Las voces de los muchachos gigantes resonaban como música de fondo en medio de aquella estruendosa melodía de los herreros. La marea de la duda fue bajando. Oyó las voces de los gigantes, oyó sus movimientos alrededor de él. ¡Aquello era real, absolutamente real, tan real como los actos impulsados por el despecho! Más real aún, porque aquellas grandes cosas probablemente son las cosas del porvenir, mientras que la pequeñez, la bestialidad y la invalidez de los hombres son las cosas que acaban. Abrió los ojos.
–¡Ya está! –exclamó uno de los dos herreros, y ambos tiraron al suelo sus martillos.
Una voz resonó desde arriba. El hijo de Cossar, de pie sobre el terraplén, se había vuelto hacia ellos y les estaba hablando.
–No se trata de que queramos expulsar a la gente pequeña del mundo –dijo–, a fin de que nosotros, que no estamos más que a un grado por encima de su pequeñez, podamos dominar el mundo para siempre. Estamos luchando para conseguir este grado superior, pero no por nosotros mismos... Estamos aquí, Hermanos, ¿y con qué finalidad? Para servir el espíritu y el propósito que han sido infundidos en nuestras vidas. No luchamos por nosotros mismos, porque no somos sino las manos y los ojos momentáneos de la Vida del Mundo. Esto es lo que tú, Padre Redwood, nos enseñaste. Por medio de nosotros y por medio de la gente pequeña, el Espíritu observa y aprende. Desde nosotros deben pasar, por la palabra, el nacimiento y la acción a otras vidas aún mayores. Esta tierra no es ningún lugar de reposo, no es ningún campo de juego; de no ser así, tanto valdría ofrecer nuestras gargantas al cuchillo de la gente pequeña, ya que no tendríamos más derecho a la vida que ellos. Y ellos, por su parte, podrían entregarse a las hormigas y a las cucarachas. No luchamos por nosotros mismos, sino por el crecimiento... por el crecimiento que prosigue y proseguirá eternamente. Mañana, tanto si nos toca vivir como si nos toca morir, el crecimiento lo conquistará todo. Esta es la ley del espíritu para siempre jamás. ¡Crecer de acuerdo con la voluntad de Dios! ¡Crecer y desarrollarse fuera de estas grietas y hendiduras, fuera de estas sombras y tinieblas, en la grandeza y la luz! ¡Más grande, hermanos míos! Y después... aún más grande. Crecer, y luego... crecer más. Crecer, en fin, hasta alcanzar la camaradería y la comprensión de Dios. Crecer hasta que la tierra no sea más que un escalón, hasta que el espíritu haya reducido el miedo a la nada y se haya esparcido...
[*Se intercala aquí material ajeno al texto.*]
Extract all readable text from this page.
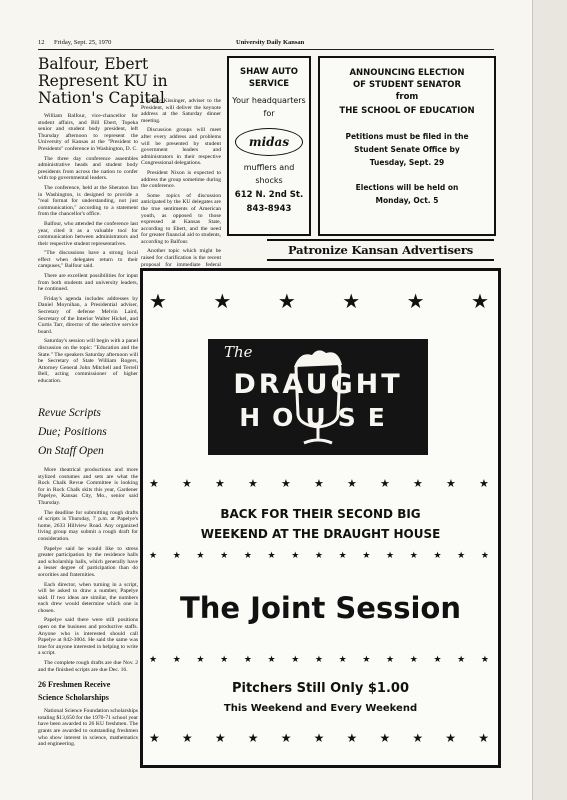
12 Friday, Sept. 25, 1970	University Daily Kansan
Balfour, Ebert Represent KU in Nation's Capital

William Balfour, vice-chancellor for student affairs, and Bill Ebert, Topeka senior and student body president, left Thursday afternoon to represent the University of Kansas at the "President to Presidents" conference in Washington, D. C.

The three day conference assembles administrative heads and student body presidents from across the nation to confer with top governmental leaders.

The conference, held at the Sheraton Inn in Washington, is designed to provide a "real format for understanding, not just communication," according to a statement from the chancellor's office.

Balfour, who attended the conference last year, cited it as a valuable tool for communication between administrators and their respective student representatives.

"The discussions have a strong local effect when delegates return to their campuses," Balfour said.

There are excellent possibilities for input from both students and university leaders, he continued.

Friday's agenda includes addresses by Daniel Moynihan, a Presidential adviser, Secretary of defense Melvin Laird, Secretary of the Interior Walter Hickel, and Curtis Tarr, director of the selective service board.

Saturday's session will begin with a panel discussion on the topic: "Education and the State." The speakers Saturday afternoon will be Secretary of State William Rogers, Attorney General John Mitchell and Terrell Bell, acting commissioner of higher education.

Henry Kissinger, adviser to the President, will deliver the keynote address at the Saturday dinner meeting.

Discussion groups will meet after every address and problems will be presented by student government leaders and administrators in their respective Congressional delegations.

President Nixon is expected to address the group sometime during the conference.

Some topics of discussion anticipated by the KU delegates are the true sentiments of American youth, as opposed to those expressed at Kansas State, according to Ebert, and the need for greater financial aid to students, according to Balfour.

Another topic which might be raised for clarification is the recent proposal for immediate federal

Revue Scripts
Due; Positions
On Staff Open

More theatrical productions and more stylized costumes and sets are what the Rock Chalk Revue Committee is looking for in Rock Chalk skits this year, Gardener Papelye, Kansas City, Mo., senior said Thursday.

The deadline for submitting rough drafts of scripts is Thursday, 7 p.m. at Papelye's home, 2633 Hillview Road. Any organized living group may submit a rough draft for consideration.

Papelye said he would like to stress greater participation by the residence halls and scholarship halls, which generally have a lesser degree of participation than do sororities and fraternities.

Each director, when turning in a script, will be asked to draw a number, Papelye said. If two ideas are similar, the numbers each drew would determine which one is chosen.

Papelye said there were still positions open on the business and productive staffs. Anyone who is interested should call Papelye at 842-3004. He said the same was true for anyone interested in helping to write a script.

The complete rough drafts are due Nov. 2 and the finished scripts are due Dec. 16.

26 Freshmen Receive
Science Scholarships

National Science Foundation scholarships totaling $13,650 for the 1970-71 school year have been awarded to 26 KU freshmen. The grants are awarded to outstanding freshmen who show interest in science, mathematics and engineering.

SHAW AUTO
SERVICE
Your headquarters
for
midas
mufflers and
shocks
612 N. 2nd St.
843-8943
ANNOUNCING ELECTION
OF STUDENT SENATOR
from
THE SCHOOL OF EDUCATION
Petitions must be filed in the
Student Senate Office by
Tuesday, Sept. 29
Elections will be held on
Monday, Oct. 5
Patronize Kansan Advertisers
★ ★ ★ ★ ★ ★
The
DRAUGHT
HOUSE
★ ★ ★ ★ ★ ★ ★ ★ ★ ★ ★
BACK FOR THEIR SECOND BIG
WEEKEND AT THE DRAUGHT HOUSE
★ ★ ★ ★ ★ ★ ★ ★ ★ ★ ★ ★ ★ ★ ★
The Joint Session
★ ★ ★ ★ ★ ★ ★ ★ ★ ★ ★ ★ ★ ★ ★
Pitchers Still Only $1.00
This Weekend and Every Weekend
★ ★ ★ ★ ★ ★ ★ ★ ★ ★ ★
Y señalando el cielo con un amplio ademán, añadió:
–¡Allá!
Cesó su voz. El blanco resplandor de uno de los reflectores giró en redondo y por un momento lo iluminó, erguido y gigantesco, con la mano alzada en dirección al firmamento.
Durante unos instantes fue resplandeciente, la mirada hacia arriba, hacia la inmensidad del espacio, revestido de cota de malla, joven y fuerte, resuelto e intrépido. Después la luz pasó y él permaneció como una gran silueta negra recortada contra el cielo estrellado, una gran silueta negra que amenazaba con gesto imponente el cielo y toda su multitud de estrellas.